Abstract photography is difficult to define. It is taking a subject and forcing the viewer to look at it in a different way. This may cause the subject to lose its original meaning or purpose.
It may even render the subject unreal, abnormal and not of this world. The subject could lose all literal meaning and be reduced to only shape, light, texture or color.
Photographed items could be objects we use in our daily life. They could also be created entirely for the purpose of art.
The best part of this area of photography, is there are no guidelines. There are no rules about composition or framing. It all comes down to you, your view and what you find interesting or beautiful. What you will discover from practicing this field, is the philosophy of subtraction. More often than not, what you leave out of the image is just as important as what you put in. You are the composer in the creation of your abstractions.
Abstract photography gives you a different view, where the entirety of the subject is obscured or unseen.
In surreal photography, shape, form, and texture play a bigger part than idolizing over the full, documented item.

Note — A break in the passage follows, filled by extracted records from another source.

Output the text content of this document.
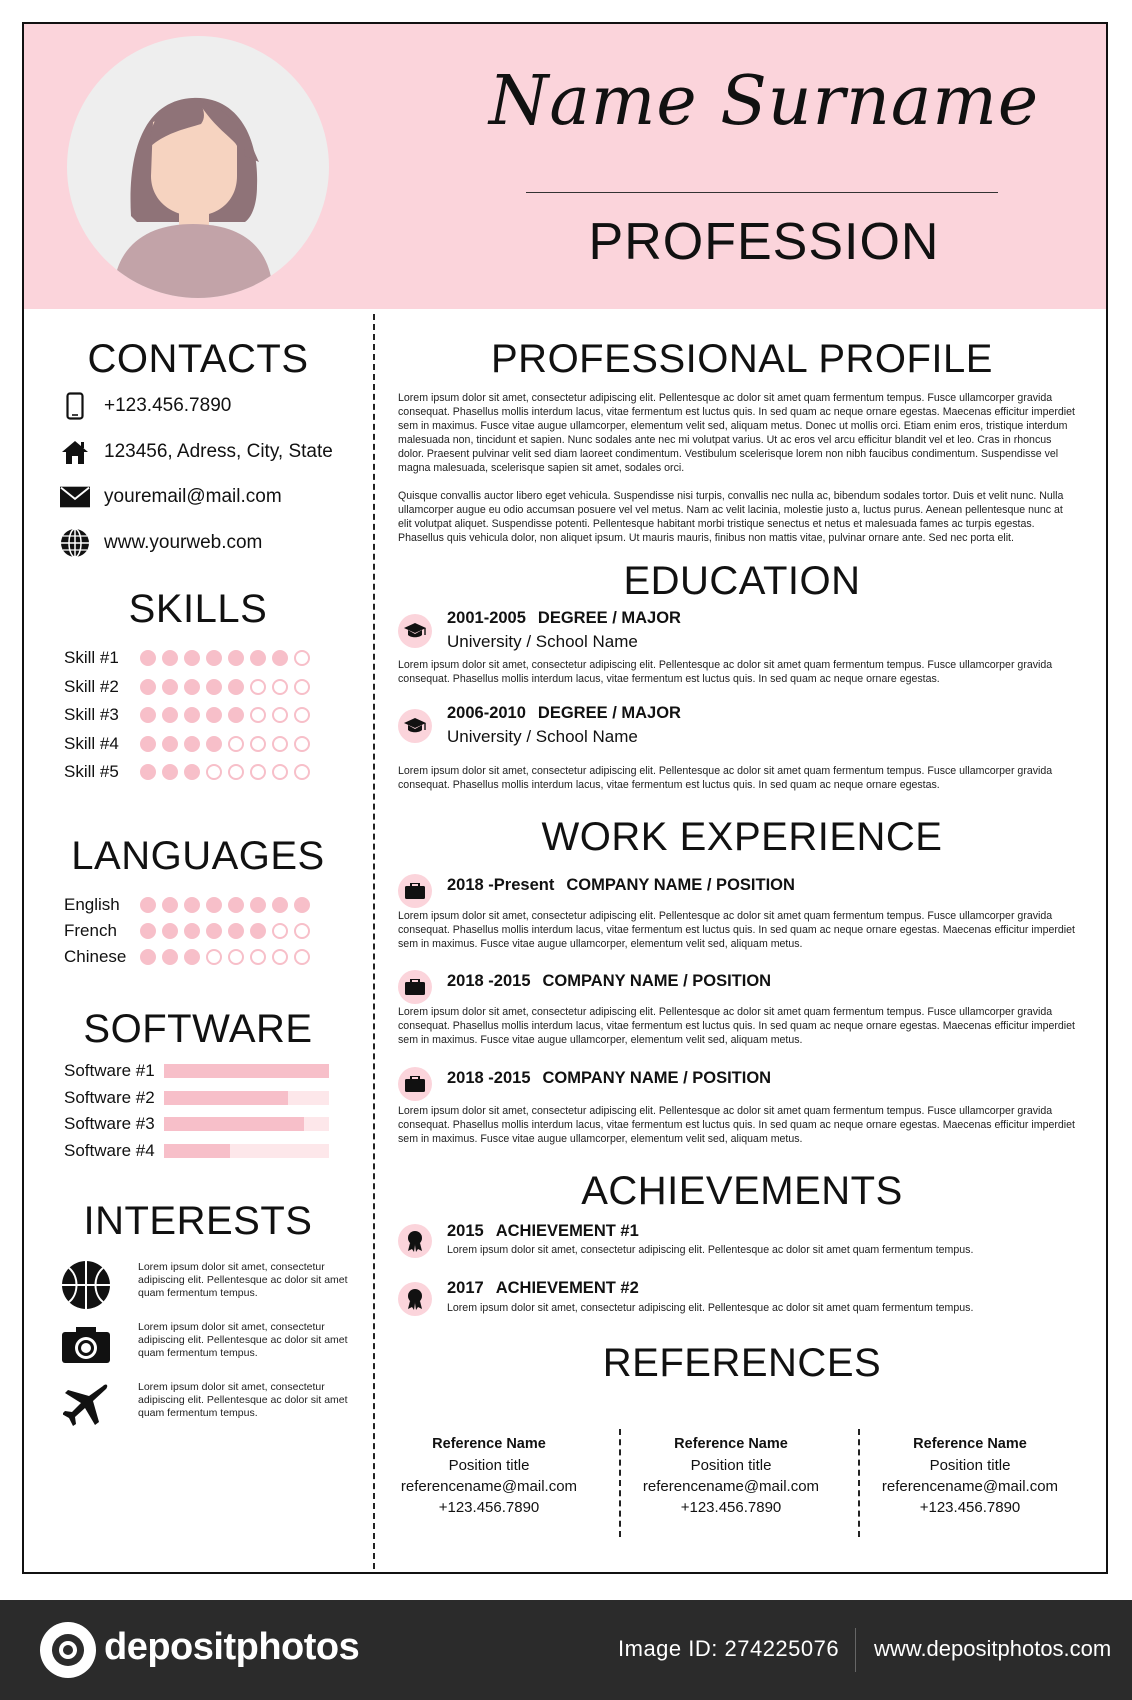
Name Surname
PROFESSION
CONTACTS
+123.456.7890
123456, Adress, City, State
youremail@mail.com
www.yourweb.com
SKILLS
Skill #1
Skill #2
Skill #3
Skill #4
Skill #5
LANGUAGES
English
French
Chinese
SOFTWARE
Software #1
Software #2
Software #3
Software #4
INTERESTS
Lorem ipsum dolor sit amet, consectetur adipiscing elit. Pellentesque ac dolor sit amet quam fermentum tempus.
Lorem ipsum dolor sit amet, consectetur adipiscing elit. Pellentesque ac dolor sit amet quam fermentum tempus.
Lorem ipsum dolor sit amet, consectetur adipiscing elit. Pellentesque ac dolor sit amet quam fermentum tempus.
PROFESSIONAL PROFILE
Lorem ipsum dolor sit amet, consectetur adipiscing elit. Pellentesque ac dolor sit amet quam fermentum tempus. Fusce ullamcorper gravida consequat. Phasellus mollis interdum lacus, vitae fermentum est luctus quis. In sed quam ac neque ornare egestas. Maecenas efficitur imperdiet sem in maximus. Fusce vitae augue ullamcorper, elementum velit sed, aliquam metus. Donec ut mollis orci. Etiam enim eros, tristique interdum malesuada non, tincidunt et sapien. Nunc sodales ante nec mi volutpat varius. Ut ac eros vel arcu efficitur blandit vel et leo. Cras in rhoncus dolor. Praesent pulvinar velit sed diam laoreet condimentum. Vestibulum scelerisque lorem non nibh faucibus condimentum. Suspendisse vel magna malesuada, scelerisque sapien sit amet, sodales orci.
Quisque convallis auctor libero eget vehicula. Suspendisse nisi turpis, convallis nec nulla ac, bibendum sodales tortor. Duis et velit nunc. Nulla ullamcorper augue eu odio accumsan posuere vel vel metus. Nam ac velit lacinia, molestie justo a, luctus purus. Aenean pellentesque nunc at elit volutpat aliquet. Suspendisse potenti. Pellentesque habitant morbi tristique senectus et netus et malesuada fames ac turpis egestas. Phasellus quis vehicula dolor, non aliquet ipsum. Ut mauris mauris, finibus non mattis vitae, pulvinar ornare ante. Sed nec porta elit.
EDUCATION
2001-2005 DEGREE / MAJOR
University / School Name
Lorem ipsum dolor sit amet, consectetur adipiscing elit. Pellentesque ac dolor sit amet quam fermentum tempus. Fusce ullamcorper gravida consequat. Phasellus mollis interdum lacus, vitae fermentum est luctus quis. In sed quam ac neque ornare egestas.
2006-2010 DEGREE / MAJOR
University / School Name
Lorem ipsum dolor sit amet, consectetur adipiscing elit. Pellentesque ac dolor sit amet quam fermentum tempus. Fusce ullamcorper gravida consequat. Phasellus mollis interdum lacus, vitae fermentum est luctus quis. In sed quam ac neque ornare egestas.
WORK EXPERIENCE
2018 -Present COMPANY NAME / POSITION
Lorem ipsum dolor sit amet, consectetur adipiscing elit. Pellentesque ac dolor sit amet quam fermentum tempus. Fusce ullamcorper gravida consequat. Phasellus mollis interdum lacus, vitae fermentum est luctus quis. In sed quam ac neque ornare egestas. Maecenas efficitur imperdiet sem in maximus. Fusce vitae augue ullamcorper, elementum velit sed, aliquam metus.
2018 -2015 COMPANY NAME / POSITION
Lorem ipsum dolor sit amet, consectetur adipiscing elit. Pellentesque ac dolor sit amet quam fermentum tempus. Fusce ullamcorper gravida consequat. Phasellus mollis interdum lacus, vitae fermentum est luctus quis. In sed quam ac neque ornare egestas. Maecenas efficitur imperdiet sem in maximus. Fusce vitae augue ullamcorper, elementum velit sed, aliquam metus.
2018 -2015 COMPANY NAME / POSITION
Lorem ipsum dolor sit amet, consectetur adipiscing elit. Pellentesque ac dolor sit amet quam fermentum tempus. Fusce ullamcorper gravida consequat. Phasellus mollis interdum lacus, vitae fermentum est luctus quis. In sed quam ac neque ornare egestas. Maecenas efficitur imperdiet sem in maximus. Fusce vitae augue ullamcorper, elementum velit sed, aliquam metus.
ACHIEVEMENTS
2015 ACHIEVEMENT #1
Lorem ipsum dolor sit amet, consectetur adipiscing elit. Pellentesque ac dolor sit amet quam fermentum tempus.
2017 ACHIEVEMENT #2
Lorem ipsum dolor sit amet, consectetur adipiscing elit. Pellentesque ac dolor sit amet quam fermentum tempus.
REFERENCES
Reference Name
Position title
referencename@mail.com
+123.456.7890
Reference Name
Position title
referencename@mail.com
+123.456.7890
Reference Name
Position title
referencename@mail.com
+123.456.7890
depositphotos	Image ID: 274225076 www.depositphotos.com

Surreal photography looks at creating something new. This comes from the heavy post-processing of images. Or using special effects to create special visuals.

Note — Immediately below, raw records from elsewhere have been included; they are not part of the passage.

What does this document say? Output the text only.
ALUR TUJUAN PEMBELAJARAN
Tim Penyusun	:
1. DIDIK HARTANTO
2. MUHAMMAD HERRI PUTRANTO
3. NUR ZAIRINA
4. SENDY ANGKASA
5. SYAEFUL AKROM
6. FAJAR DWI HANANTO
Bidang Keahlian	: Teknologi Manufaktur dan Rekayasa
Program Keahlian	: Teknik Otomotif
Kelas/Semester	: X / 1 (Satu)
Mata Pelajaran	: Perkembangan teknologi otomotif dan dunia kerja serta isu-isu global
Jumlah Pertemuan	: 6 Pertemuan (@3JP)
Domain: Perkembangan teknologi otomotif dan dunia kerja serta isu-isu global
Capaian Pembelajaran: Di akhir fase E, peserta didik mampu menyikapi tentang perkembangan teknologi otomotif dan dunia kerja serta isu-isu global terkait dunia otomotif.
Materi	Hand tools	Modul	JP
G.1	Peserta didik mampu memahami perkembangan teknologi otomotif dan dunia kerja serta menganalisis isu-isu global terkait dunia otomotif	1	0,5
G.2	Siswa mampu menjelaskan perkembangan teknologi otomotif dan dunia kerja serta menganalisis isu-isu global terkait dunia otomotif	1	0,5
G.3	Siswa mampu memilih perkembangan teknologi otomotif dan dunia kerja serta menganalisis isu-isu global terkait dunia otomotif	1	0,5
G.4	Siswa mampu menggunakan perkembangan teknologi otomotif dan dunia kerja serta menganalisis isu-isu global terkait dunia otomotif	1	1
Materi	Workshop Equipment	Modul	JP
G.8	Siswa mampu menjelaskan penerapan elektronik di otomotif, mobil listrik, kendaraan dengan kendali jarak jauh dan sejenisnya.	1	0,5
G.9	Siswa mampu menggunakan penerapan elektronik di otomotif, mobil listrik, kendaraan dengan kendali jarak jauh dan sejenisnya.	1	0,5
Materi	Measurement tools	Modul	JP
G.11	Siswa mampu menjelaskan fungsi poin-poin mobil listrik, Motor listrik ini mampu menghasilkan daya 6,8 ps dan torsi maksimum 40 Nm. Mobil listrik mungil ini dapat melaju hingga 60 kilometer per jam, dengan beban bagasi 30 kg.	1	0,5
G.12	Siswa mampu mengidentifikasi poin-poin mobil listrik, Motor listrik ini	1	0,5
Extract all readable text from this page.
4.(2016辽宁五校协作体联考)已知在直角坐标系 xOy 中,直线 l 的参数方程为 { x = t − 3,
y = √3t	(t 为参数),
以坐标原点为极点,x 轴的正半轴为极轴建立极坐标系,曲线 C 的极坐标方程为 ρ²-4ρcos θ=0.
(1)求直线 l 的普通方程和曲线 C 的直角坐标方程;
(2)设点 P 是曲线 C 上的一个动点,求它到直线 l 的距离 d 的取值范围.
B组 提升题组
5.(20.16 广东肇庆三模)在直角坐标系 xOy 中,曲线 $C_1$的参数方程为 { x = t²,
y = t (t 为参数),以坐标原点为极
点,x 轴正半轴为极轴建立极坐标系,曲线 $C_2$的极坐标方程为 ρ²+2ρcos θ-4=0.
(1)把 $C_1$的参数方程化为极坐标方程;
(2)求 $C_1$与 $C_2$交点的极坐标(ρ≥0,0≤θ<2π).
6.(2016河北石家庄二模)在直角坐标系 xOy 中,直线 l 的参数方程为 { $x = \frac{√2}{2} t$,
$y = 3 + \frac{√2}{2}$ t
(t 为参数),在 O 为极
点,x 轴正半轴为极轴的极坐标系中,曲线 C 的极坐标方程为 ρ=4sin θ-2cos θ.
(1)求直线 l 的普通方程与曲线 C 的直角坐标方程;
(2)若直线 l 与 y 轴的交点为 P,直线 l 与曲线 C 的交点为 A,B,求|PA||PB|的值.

Both could look at the same area of photography. Yet the concept and the final image would be different. Abstraction looks at the subject in an artistic way.

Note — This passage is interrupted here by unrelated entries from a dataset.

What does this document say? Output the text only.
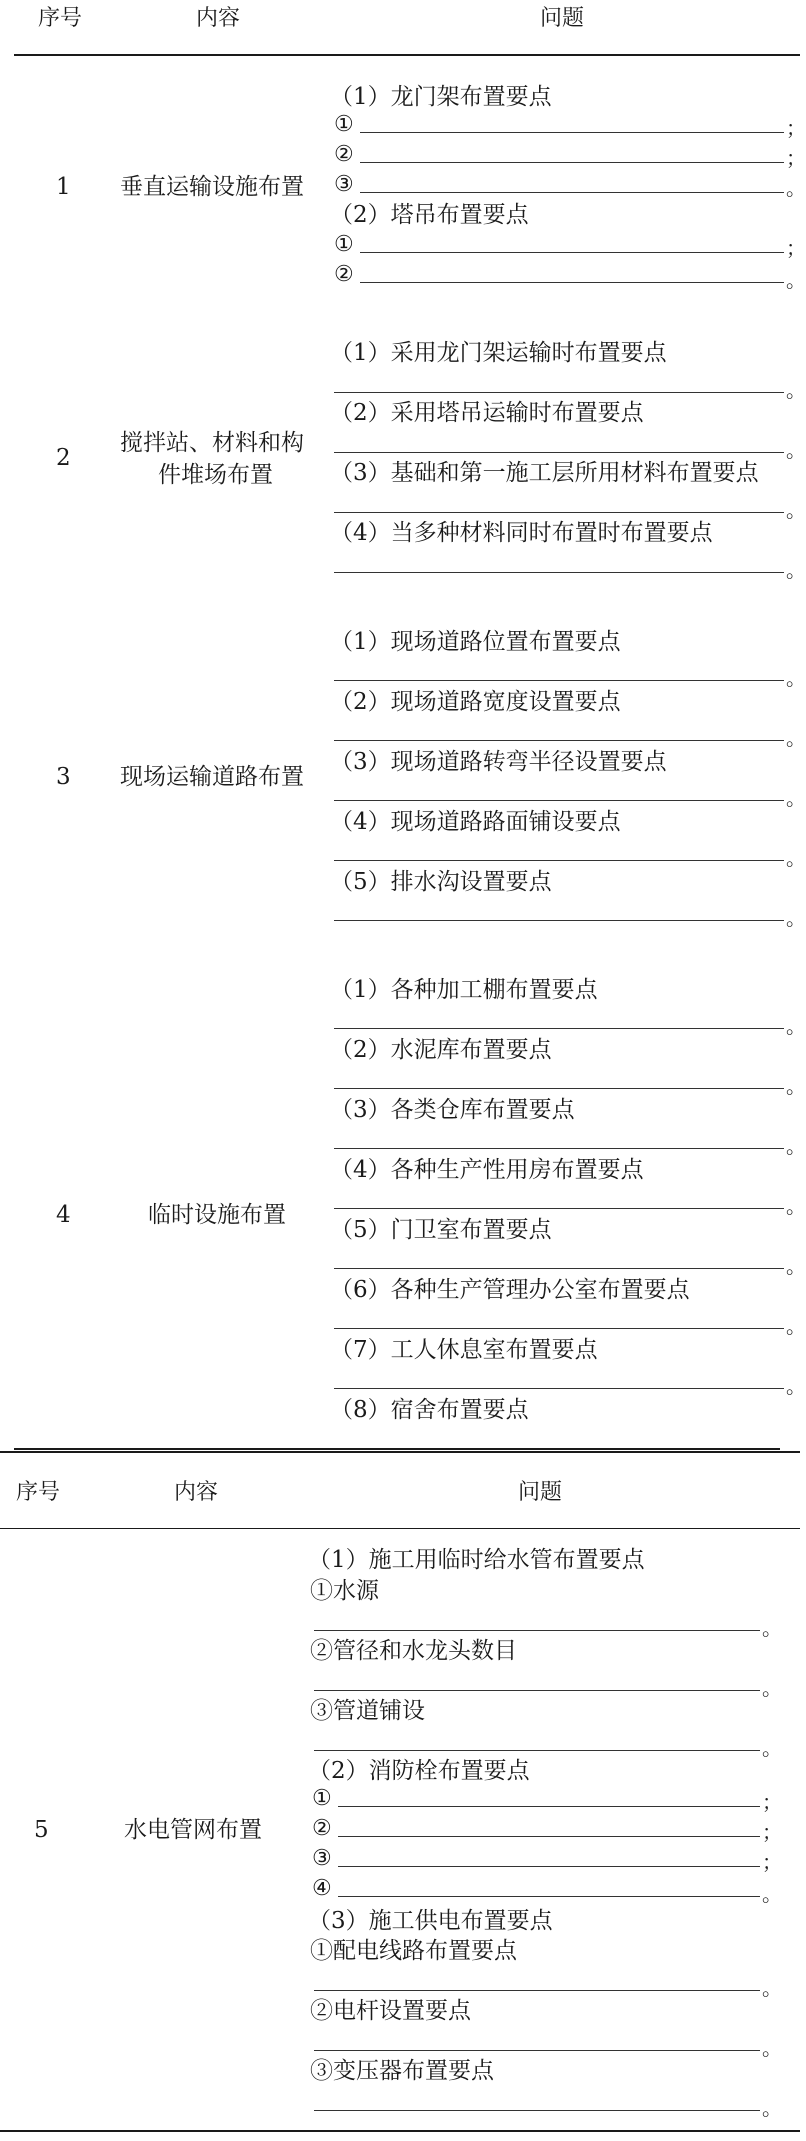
序号	内容	问题
1 垂直运输设施布置
（1）龙门架布置要点
①	；
②	；
③	。
（2）塔吊布置要点
①	；
②	。
2
搅拌站、材料和构
件堆场布置
（1）采用龙门架运输时布置要点
。
（2）采用塔吊运输时布置要点
。
（3）基础和第一施工层所用材料布置要点
。
（4）当多种材料同时布置时布置要点
。
3 现场运输道路布置
（1）现场道路位置布置要点
。
（2）现场道路宽度设置要点
。
（3）现场道路转弯半径设置要点
。
（4）现场道路路面铺设要点
。
（5）排水沟设置要点
。
4	临时设施布置
（1）各种加工棚布置要点
。
（2）水泥库布置要点
。
（3）各类仓库布置要点
。
（4）各种生产性用房布置要点
。
（5）门卫室布置要点
。
（6）各种生产管理办公室布置要点
。
（7）工人休息室布置要点
。
（8）宿舍布置要点
序号	内容	问题
5	水电管网布置
（1）施工用临时给水管布置要点
①水源
。
②管径和水龙头数目
。
③管道铺设
。
（2）消防栓布置要点
①	；
②	；
③	；
④	。
（3）施工供电布置要点
①配电线路布置要点
。
②电杆设置要点
。
③变压器布置要点
。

Abstract photography is the view of an object where the entire shape is hidden from view. Fine Art photography overlaps the same notion. Yet, fine art focuses on a conceptual look at a subject and its surroundings. Fine art photography has the ability to work across many photographic themes. The photographer and their vision are more important than the photographed subject. Abstraction can be a simple macro image without much concept or idea behind it. It is another viewpoint and perspective of an object we might know inside out.